You can find sample code for making a token request in API Quickstart Apps. If the request is successful, the server’s response will include the following data:
| Field |
Meaning |
| access_token |
The alphanumeric access token. |
| expires_in |
When the token expires (in seconds). |
| token_type |
Bearer |
Troubleshooting Request Errors
If the request is unsuccessful, you will get an HTTP error code, typically a “400 - Bad Request” error. Here are some common reasons for a token request to fail:
- An invalid service account name. Be sure to use the full name, including the “MyDataHelps” prefix (e.g., MyDataHelps.1234.test).

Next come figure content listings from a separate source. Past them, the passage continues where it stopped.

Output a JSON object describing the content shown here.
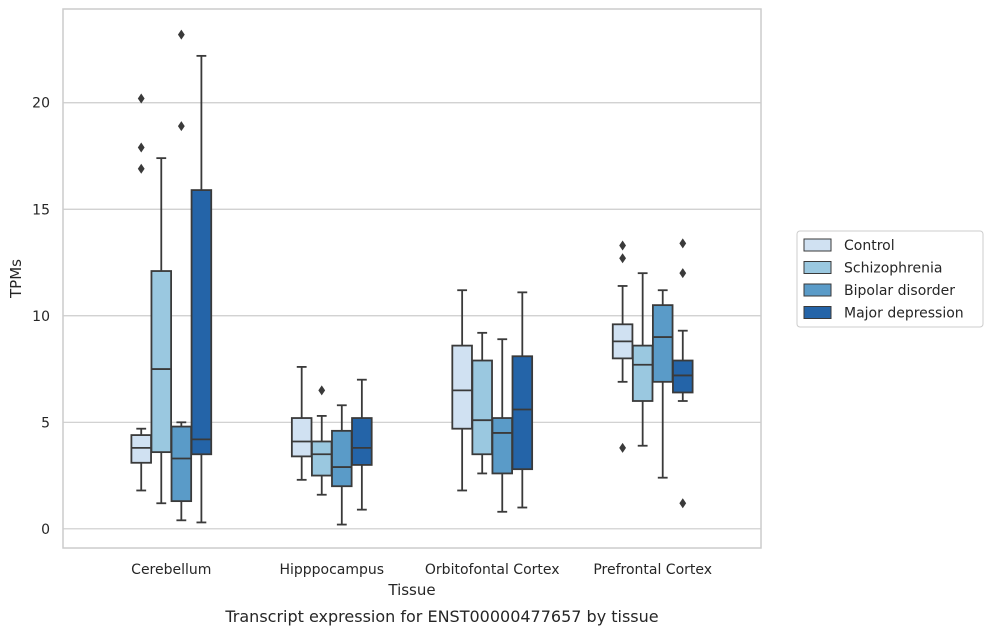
{
  "chart_data": {
    "type": "boxplot",
    "caption": "Transcript expression for ENST00000477657 by tissue",
    "xlabel": "Tissue",
    "ylabel": "TPMs",
    "ylim": [
      -0.9,
      24.4
    ],
    "yticks": [
      0,
      5,
      10,
      15,
      20
    ],
    "grid": "horizontal",
    "legend_position": "right",
    "categories": [
      "Cerebellum",
      "Hipppocampus",
      "Orbitofontal Cortex",
      "Prefrontal Cortex"
    ],
    "series": [
      {
        "name": "Control",
        "color": "#d0e1f2",
        "boxes": [
          {
            "whislo": 1.8,
            "q1": 3.1,
            "med": 3.8,
            "q3": 4.4,
            "whishi": 4.7,
            "fliers": [
              16.9,
              17.9,
              20.2
            ]
          },
          {
            "whislo": 2.3,
            "q1": 3.4,
            "med": 4.1,
            "q3": 5.2,
            "whishi": 7.6,
            "fliers": []
          },
          {
            "whislo": 1.8,
            "q1": 4.7,
            "med": 6.5,
            "q3": 8.6,
            "whishi": 11.2,
            "fliers": []
          },
          {
            "whislo": 6.9,
            "q1": 8.0,
            "med": 8.8,
            "q3": 9.6,
            "whishi": 11.4,
            "fliers": [
              3.8,
              12.7,
              13.3
            ]
          }
        ]
      },
      {
        "name": "Schizophrenia",
        "color": "#9ac8e0",
        "boxes": [
          {
            "whislo": 1.2,
            "q1": 3.6,
            "med": 7.5,
            "q3": 12.1,
            "whishi": 17.4,
            "fliers": []
          },
          {
            "whislo": 1.6,
            "q1": 2.5,
            "med": 3.5,
            "q3": 4.1,
            "whishi": 5.3,
            "fliers": [
              6.5
            ]
          },
          {
            "whislo": 2.6,
            "q1": 3.5,
            "med": 5.1,
            "q3": 7.9,
            "whishi": 9.2,
            "fliers": []
          },
          {
            "whislo": 3.9,
            "q1": 6.0,
            "med": 7.7,
            "q3": 8.6,
            "whishi": 12.0,
            "fliers": []
          }
        ]
      },
      {
        "name": "Bipolar disorder",
        "color": "#5a9bc8",
        "boxes": [
          {
            "whislo": 0.4,
            "q1": 1.3,
            "med": 3.3,
            "q3": 4.8,
            "whishi": 5.0,
            "fliers": [
              18.9,
              23.2
            ]
          },
          {
            "whislo": 0.2,
            "q1": 2.0,
            "med": 2.9,
            "q3": 4.6,
            "whishi": 5.8,
            "fliers": []
          },
          {
            "whislo": 0.8,
            "q1": 2.6,
            "med": 4.5,
            "q3": 5.2,
            "whishi": 8.9,
            "fliers": []
          },
          {
            "whislo": 2.4,
            "q1": 6.9,
            "med": 9.0,
            "q3": 10.5,
            "whishi": 11.2,
            "fliers": []
          }
        ]
      },
      {
        "name": "Major depression",
        "color": "#2464a8",
        "boxes": [
          {
            "whislo": 0.3,
            "q1": 3.5,
            "med": 4.2,
            "q3": 15.9,
            "whishi": 22.2,
            "fliers": []
          },
          {
            "whislo": 0.9,
            "q1": 3.0,
            "med": 3.8,
            "q3": 5.2,
            "whishi": 7.0,
            "fliers": []
          },
          {
            "whislo": 1.0,
            "q1": 2.8,
            "med": 5.6,
            "q3": 8.1,
            "whishi": 11.1,
            "fliers": []
          },
          {
            "whislo": 6.0,
            "q1": 6.4,
            "med": 7.2,
            "q3": 7.9,
            "whishi": 9.3,
            "fliers": [
              1.2,
              12.0,
              13.4
            ]
          }
        ]
      }
    ]
  }
}
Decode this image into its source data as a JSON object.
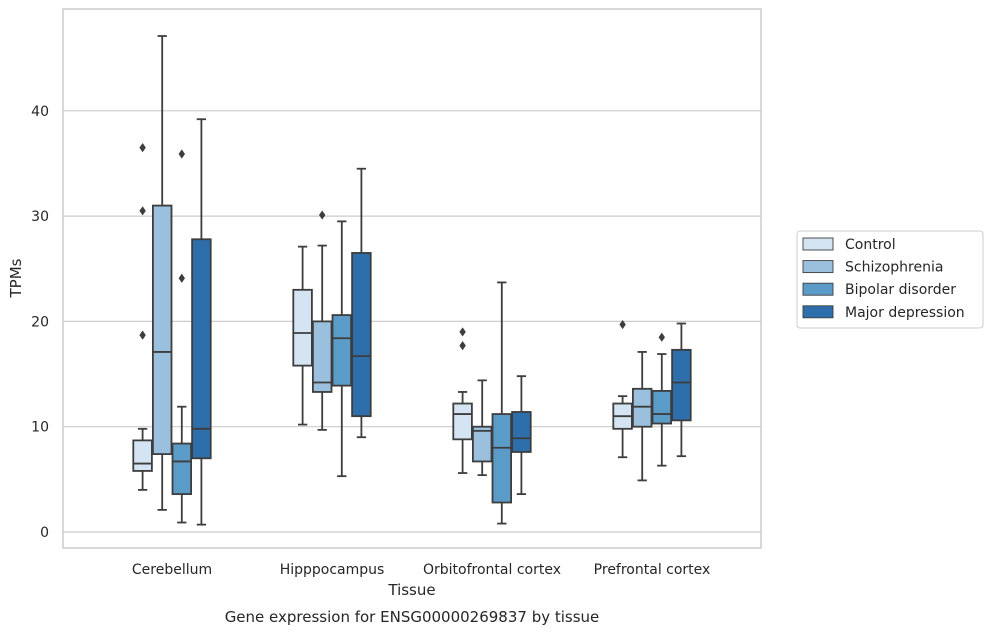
{
  "chart_data": {
    "type": "box",
    "title": "",
    "caption": "Gene expression for ENSG00000269837 by tissue",
    "xlabel": "Tissue",
    "ylabel": "TPMs",
    "ylim": [
      -1.5,
      49.5
    ],
    "yticks": [
      0,
      10,
      20,
      30,
      40
    ],
    "grid": "horizontal",
    "legend_position": "right",
    "categories": [
      "Cerebellum",
      "Hipppocampus",
      "Orbitofrontal cortex",
      "Prefrontal cortex"
    ],
    "series": [
      {
        "name": "Control",
        "color": "#d4e4f2",
        "boxes": [
          {
            "whisker_low": 4.0,
            "q1": 5.8,
            "median": 6.5,
            "q3": 8.7,
            "whisker_high": 9.8,
            "outliers": [
              18.7,
              30.5,
              36.5
            ]
          },
          {
            "whisker_low": 10.2,
            "q1": 15.8,
            "median": 18.9,
            "q3": 23.0,
            "whisker_high": 27.1,
            "outliers": []
          },
          {
            "whisker_low": 5.6,
            "q1": 8.8,
            "median": 11.2,
            "q3": 12.2,
            "whisker_high": 13.3,
            "outliers": [
              17.7,
              19.0
            ]
          },
          {
            "whisker_low": 7.1,
            "q1": 9.8,
            "median": 11.0,
            "q3": 12.2,
            "whisker_high": 12.9,
            "outliers": [
              19.7
            ]
          }
        ]
      },
      {
        "name": "Schizophrenia",
        "color": "#9ac0dd",
        "boxes": [
          {
            "whisker_low": 2.1,
            "q1": 7.4,
            "median": 17.1,
            "q3": 31.0,
            "whisker_high": 47.1,
            "outliers": []
          },
          {
            "whisker_low": 9.7,
            "q1": 13.3,
            "median": 14.2,
            "q3": 20.0,
            "whisker_high": 27.2,
            "outliers": [
              30.1
            ]
          },
          {
            "whisker_low": 5.4,
            "q1": 6.7,
            "median": 9.6,
            "q3": 10.0,
            "whisker_high": 14.4,
            "outliers": []
          },
          {
            "whisker_low": 4.9,
            "q1": 10.0,
            "median": 11.9,
            "q3": 13.6,
            "whisker_high": 17.1,
            "outliers": []
          }
        ]
      },
      {
        "name": "Bipolar disorder",
        "color": "#5b9bc8",
        "boxes": [
          {
            "whisker_low": 0.9,
            "q1": 3.6,
            "median": 6.7,
            "q3": 8.4,
            "whisker_high": 11.9,
            "outliers": [
              24.1,
              35.9
            ]
          },
          {
            "whisker_low": 5.3,
            "q1": 13.9,
            "median": 18.4,
            "q3": 20.6,
            "whisker_high": 29.5,
            "outliers": []
          },
          {
            "whisker_low": 0.8,
            "q1": 2.8,
            "median": 8.0,
            "q3": 11.2,
            "whisker_high": 23.7,
            "outliers": []
          },
          {
            "whisker_low": 6.3,
            "q1": 10.3,
            "median": 11.2,
            "q3": 13.4,
            "whisker_high": 16.9,
            "outliers": [
              18.5
            ]
          }
        ]
      },
      {
        "name": "Major depression",
        "color": "#2e6fab",
        "boxes": [
          {
            "whisker_low": 0.7,
            "q1": 7.0,
            "median": 9.8,
            "q3": 27.8,
            "whisker_high": 39.2,
            "outliers": []
          },
          {
            "whisker_low": 9.0,
            "q1": 11.0,
            "median": 16.7,
            "q3": 26.5,
            "whisker_high": 34.5,
            "outliers": []
          },
          {
            "whisker_low": 3.6,
            "q1": 7.6,
            "median": 8.9,
            "q3": 11.4,
            "whisker_high": 14.8,
            "outliers": []
          },
          {
            "whisker_low": 7.2,
            "q1": 10.6,
            "median": 14.2,
            "q3": 17.3,
            "whisker_high": 19.8,
            "outliers": []
          }
        ]
      }
    ],
    "style": {
      "edge_color": "#3d3d3d",
      "grid_color": "#cccccc",
      "frame_color": "#cccccc",
      "text_color": "#262626"
    }
  }
}
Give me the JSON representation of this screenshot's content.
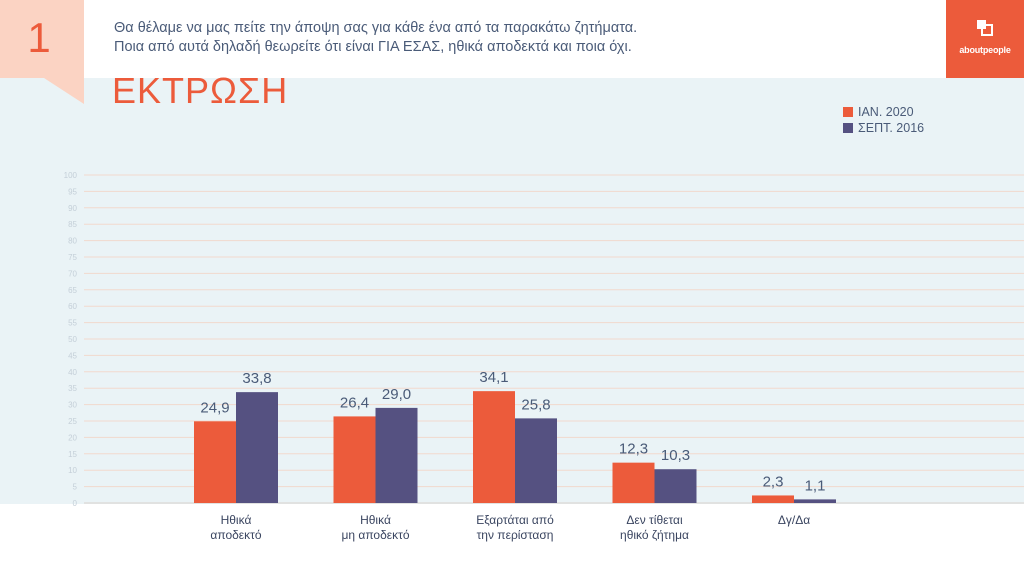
{
  "header": {
    "slide_number": "1",
    "question_line1": "Θα θέλαμε να μας πείτε την άποψη σας για κάθε ένα από τα παρακάτω ζητήματα.",
    "question_line2": "Ποια από αυτά δηλαδή θεωρείτε ότι είναι ΓΙΑ ΕΣΑΣ, ηθικά αποδεκτά και ποια όχι.",
    "brand_name_start": "about",
    "brand_name_end": "people"
  },
  "topic_title": "ΕΚΤΡΩΣΗ",
  "colors": {
    "accent": "#ec5b3b",
    "series_2016": "#555181",
    "panel": "#eaf3f6",
    "number_box": "#fbd3c3"
  },
  "chart_data": {
    "type": "bar",
    "categories": [
      [
        "Ηθικά",
        "αποδεκτό"
      ],
      [
        "Ηθικά",
        "μη αποδεκτό"
      ],
      [
        "Εξαρτάται από",
        "την περίσταση"
      ],
      [
        "Δεν τίθεται",
        "ηθικό ζήτημα"
      ],
      [
        "Δγ/Δα"
      ]
    ],
    "series": [
      {
        "name": "ΙΑΝ. 2020",
        "color": "#ec5b3b",
        "values": [
          24.9,
          26.4,
          34.1,
          12.3,
          2.3
        ],
        "labels": [
          "24,9",
          "26,4",
          "34,1",
          "12,3",
          "2,3"
        ]
      },
      {
        "name": "ΣΕΠΤ. 2016",
        "color": "#555181",
        "values": [
          33.8,
          29.0,
          25.8,
          10.3,
          1.1
        ],
        "labels": [
          "33,8",
          "29,0",
          "25,8",
          "10,3",
          "1,1"
        ]
      }
    ],
    "y_ticks": [
      "0",
      "5",
      "10",
      "15",
      "20",
      "25",
      "30",
      "35",
      "40",
      "45",
      "50",
      "55",
      "60",
      "65",
      "70",
      "75",
      "80",
      "85",
      "90",
      "95",
      "100"
    ],
    "ylim": [
      0,
      100
    ],
    "grid": true,
    "legend_position": "top-right"
  }
}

- The wrong private key. Be sure you are using the correct public/private key pair associated with the service account.
- The incorrect signing algorithm. Only RS256 is supported.
- The wrong request format. Be sure that you are sending the payload as form parameters, not body data.
- An invalid JWT Assertion. Double-check that all the fields are provided, and that the ones with specified values have those exact values.
Using an Access Token
After receiving the access token, you will need to include it in every API call. You can use the same token in multiple API calls until the token expires.
In your HTTP request, add a header named “Authorization” containing the value “Bearer YOUR_TOKEN”.